Sure, that seems obvious; however, it takes some thoughtful and talented engineering to make sure as you are pulling data from your OLTP systems and hydrating your OLAP model, you are getting a complete picture.
Here’s an example: Let’s say you want to do an efficiency calculation and figure out the number of units produced per hour. This would require hours data from your timekeeping platform and units data from your ERP. As you pull the timekeeping data, it will likely look something like this:
It’s easy math to see that Joe has worked 60 minutes, or one hour. But, in data speak, this is ripe for error as there is not a unique key. What’s a unique key? It’s a field that makes the entire line unique. A unique key ensures that the value – in this case minutes – is additive once pulled into the data model. In our example, we are at risk of missing out on the 40 minutes or 20 minutes without a unique key. This would make the efficiency calculation look a lot better than it is. Scary right?

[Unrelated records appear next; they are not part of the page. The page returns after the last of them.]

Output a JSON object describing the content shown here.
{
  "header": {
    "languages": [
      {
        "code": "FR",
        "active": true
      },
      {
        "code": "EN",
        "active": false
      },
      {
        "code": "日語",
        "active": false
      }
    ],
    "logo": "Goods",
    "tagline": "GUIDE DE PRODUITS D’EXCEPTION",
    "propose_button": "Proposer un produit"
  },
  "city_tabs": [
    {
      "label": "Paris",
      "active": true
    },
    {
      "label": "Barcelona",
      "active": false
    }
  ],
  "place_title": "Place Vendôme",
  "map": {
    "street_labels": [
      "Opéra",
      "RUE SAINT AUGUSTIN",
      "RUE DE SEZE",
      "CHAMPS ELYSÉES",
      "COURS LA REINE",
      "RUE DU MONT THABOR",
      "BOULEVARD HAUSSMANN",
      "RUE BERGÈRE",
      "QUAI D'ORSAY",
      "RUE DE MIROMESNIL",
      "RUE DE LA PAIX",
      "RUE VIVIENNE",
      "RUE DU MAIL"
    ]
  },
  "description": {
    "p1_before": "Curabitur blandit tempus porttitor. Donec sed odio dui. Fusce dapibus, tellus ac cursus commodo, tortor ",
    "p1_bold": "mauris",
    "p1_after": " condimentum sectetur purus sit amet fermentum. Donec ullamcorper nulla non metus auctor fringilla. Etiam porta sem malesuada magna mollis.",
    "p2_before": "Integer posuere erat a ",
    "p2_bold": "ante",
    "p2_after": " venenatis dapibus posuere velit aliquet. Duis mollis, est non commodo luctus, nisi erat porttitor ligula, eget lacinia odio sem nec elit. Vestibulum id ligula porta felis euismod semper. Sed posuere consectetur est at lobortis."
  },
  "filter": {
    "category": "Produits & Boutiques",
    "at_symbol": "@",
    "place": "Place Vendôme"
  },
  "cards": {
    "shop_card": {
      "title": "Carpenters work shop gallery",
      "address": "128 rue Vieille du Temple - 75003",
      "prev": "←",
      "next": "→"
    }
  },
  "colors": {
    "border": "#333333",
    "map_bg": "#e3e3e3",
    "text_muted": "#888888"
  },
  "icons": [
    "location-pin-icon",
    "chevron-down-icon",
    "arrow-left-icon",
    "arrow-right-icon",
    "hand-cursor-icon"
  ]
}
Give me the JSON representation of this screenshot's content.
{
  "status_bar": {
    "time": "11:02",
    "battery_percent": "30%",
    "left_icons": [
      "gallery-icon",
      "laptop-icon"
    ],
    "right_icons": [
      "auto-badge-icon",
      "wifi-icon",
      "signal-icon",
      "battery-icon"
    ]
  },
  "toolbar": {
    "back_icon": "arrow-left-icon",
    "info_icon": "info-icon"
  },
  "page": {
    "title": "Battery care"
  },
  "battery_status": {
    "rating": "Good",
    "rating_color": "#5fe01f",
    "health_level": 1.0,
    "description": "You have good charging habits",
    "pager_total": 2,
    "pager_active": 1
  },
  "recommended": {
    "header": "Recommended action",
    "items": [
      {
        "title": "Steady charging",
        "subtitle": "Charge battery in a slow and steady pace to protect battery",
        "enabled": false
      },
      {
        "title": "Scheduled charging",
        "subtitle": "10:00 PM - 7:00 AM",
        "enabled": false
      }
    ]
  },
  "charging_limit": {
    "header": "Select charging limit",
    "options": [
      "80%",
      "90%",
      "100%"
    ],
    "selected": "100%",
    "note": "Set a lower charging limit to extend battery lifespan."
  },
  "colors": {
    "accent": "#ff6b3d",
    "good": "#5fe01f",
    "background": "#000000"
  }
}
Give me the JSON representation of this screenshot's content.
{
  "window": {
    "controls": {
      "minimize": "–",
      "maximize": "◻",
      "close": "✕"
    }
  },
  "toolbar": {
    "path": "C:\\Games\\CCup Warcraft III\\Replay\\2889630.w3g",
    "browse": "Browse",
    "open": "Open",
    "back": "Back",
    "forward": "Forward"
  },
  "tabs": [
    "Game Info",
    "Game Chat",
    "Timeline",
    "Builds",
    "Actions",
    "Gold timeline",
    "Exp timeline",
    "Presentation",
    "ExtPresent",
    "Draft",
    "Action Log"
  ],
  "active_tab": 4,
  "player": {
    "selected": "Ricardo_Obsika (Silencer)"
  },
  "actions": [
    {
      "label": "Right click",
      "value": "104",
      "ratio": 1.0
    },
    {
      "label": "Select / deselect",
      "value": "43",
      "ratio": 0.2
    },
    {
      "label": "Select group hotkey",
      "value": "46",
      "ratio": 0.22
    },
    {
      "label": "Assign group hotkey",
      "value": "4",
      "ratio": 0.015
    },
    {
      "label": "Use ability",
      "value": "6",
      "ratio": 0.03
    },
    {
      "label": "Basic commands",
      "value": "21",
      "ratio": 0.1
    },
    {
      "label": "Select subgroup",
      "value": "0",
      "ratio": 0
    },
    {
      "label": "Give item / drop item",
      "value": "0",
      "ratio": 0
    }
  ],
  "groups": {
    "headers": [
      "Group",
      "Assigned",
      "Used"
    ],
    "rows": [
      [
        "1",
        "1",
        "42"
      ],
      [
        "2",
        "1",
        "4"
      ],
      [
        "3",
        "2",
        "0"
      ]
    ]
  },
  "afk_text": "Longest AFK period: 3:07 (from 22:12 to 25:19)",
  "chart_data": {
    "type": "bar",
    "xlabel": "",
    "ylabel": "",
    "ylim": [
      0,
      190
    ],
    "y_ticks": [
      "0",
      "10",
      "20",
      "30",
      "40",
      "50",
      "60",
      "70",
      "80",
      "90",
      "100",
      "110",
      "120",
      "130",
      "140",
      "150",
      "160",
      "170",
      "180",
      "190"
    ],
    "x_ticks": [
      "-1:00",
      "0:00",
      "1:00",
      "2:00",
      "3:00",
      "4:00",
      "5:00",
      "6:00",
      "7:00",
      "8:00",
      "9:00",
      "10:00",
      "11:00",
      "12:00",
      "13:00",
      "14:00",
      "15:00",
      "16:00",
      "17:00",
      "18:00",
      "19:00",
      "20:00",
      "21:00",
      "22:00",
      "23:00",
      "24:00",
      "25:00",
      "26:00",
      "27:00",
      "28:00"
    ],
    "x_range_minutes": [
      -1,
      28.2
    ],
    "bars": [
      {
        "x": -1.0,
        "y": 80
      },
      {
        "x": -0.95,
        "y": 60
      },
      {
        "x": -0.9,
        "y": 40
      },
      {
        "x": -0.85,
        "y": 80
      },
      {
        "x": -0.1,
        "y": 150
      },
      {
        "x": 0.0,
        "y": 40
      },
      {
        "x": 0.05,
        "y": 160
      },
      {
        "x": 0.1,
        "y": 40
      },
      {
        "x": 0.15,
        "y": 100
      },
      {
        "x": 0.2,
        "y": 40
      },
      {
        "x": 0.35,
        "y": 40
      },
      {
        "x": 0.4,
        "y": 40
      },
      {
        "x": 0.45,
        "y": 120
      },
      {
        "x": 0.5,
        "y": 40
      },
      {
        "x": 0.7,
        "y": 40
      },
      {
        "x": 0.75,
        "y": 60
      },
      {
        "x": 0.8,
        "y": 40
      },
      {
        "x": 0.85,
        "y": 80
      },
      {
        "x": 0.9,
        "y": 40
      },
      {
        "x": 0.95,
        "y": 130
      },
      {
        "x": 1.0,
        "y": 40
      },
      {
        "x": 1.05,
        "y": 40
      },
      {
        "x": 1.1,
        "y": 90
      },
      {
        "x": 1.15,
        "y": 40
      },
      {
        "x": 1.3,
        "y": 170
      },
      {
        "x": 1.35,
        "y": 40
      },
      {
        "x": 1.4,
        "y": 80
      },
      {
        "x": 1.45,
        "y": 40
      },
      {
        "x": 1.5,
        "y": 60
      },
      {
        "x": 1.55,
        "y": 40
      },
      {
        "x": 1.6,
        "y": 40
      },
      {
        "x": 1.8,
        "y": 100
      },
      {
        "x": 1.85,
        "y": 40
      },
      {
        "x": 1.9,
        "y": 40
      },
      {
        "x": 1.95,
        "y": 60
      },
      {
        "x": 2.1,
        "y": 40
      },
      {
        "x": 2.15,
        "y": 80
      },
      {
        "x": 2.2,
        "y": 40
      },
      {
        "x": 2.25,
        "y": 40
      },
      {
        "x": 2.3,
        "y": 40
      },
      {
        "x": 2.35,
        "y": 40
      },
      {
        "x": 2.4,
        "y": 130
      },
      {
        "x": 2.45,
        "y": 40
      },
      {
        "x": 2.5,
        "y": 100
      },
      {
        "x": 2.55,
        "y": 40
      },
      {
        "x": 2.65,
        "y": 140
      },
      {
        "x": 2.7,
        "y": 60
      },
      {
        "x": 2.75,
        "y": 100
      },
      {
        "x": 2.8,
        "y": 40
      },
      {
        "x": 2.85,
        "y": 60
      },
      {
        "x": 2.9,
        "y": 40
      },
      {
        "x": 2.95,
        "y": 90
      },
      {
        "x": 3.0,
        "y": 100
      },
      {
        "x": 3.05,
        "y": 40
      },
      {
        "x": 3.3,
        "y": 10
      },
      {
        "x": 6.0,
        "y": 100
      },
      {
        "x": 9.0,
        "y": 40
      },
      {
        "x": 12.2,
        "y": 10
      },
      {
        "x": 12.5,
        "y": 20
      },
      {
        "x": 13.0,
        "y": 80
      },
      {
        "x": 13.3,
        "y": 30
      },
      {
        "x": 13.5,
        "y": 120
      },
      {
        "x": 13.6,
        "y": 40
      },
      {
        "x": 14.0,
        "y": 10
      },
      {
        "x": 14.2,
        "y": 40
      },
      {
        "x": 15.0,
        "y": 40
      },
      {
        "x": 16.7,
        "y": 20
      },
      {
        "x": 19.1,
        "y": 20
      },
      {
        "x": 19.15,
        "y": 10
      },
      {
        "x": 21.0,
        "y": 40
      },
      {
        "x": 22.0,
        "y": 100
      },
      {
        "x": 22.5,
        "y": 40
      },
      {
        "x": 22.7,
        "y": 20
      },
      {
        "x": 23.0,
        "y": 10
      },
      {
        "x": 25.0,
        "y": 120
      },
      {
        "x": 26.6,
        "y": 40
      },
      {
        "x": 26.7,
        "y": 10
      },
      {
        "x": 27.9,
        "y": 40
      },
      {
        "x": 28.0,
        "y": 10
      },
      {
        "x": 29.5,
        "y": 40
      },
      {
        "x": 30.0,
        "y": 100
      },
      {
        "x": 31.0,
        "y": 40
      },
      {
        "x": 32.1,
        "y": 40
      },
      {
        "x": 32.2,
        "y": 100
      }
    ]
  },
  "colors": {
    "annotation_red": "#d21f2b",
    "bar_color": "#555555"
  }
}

Each data element needs to be inspected to ensure it gets treated correctly. What’s more is the need for validation scripts that run in the background on an ongoing basis to confirm the model is performing correctly. All of this to confirm you are getting a full and complete view into your data.
Closing the Loop on Integrations
We’ve discussed how purpose, data extraction capabilities and validation all impact your ability to get data out for analytical purposes. The good news is that as complex as integrations can get, there are experts and partners available to help you. And, we hope we’ve made the case for not glossing over extracting the data.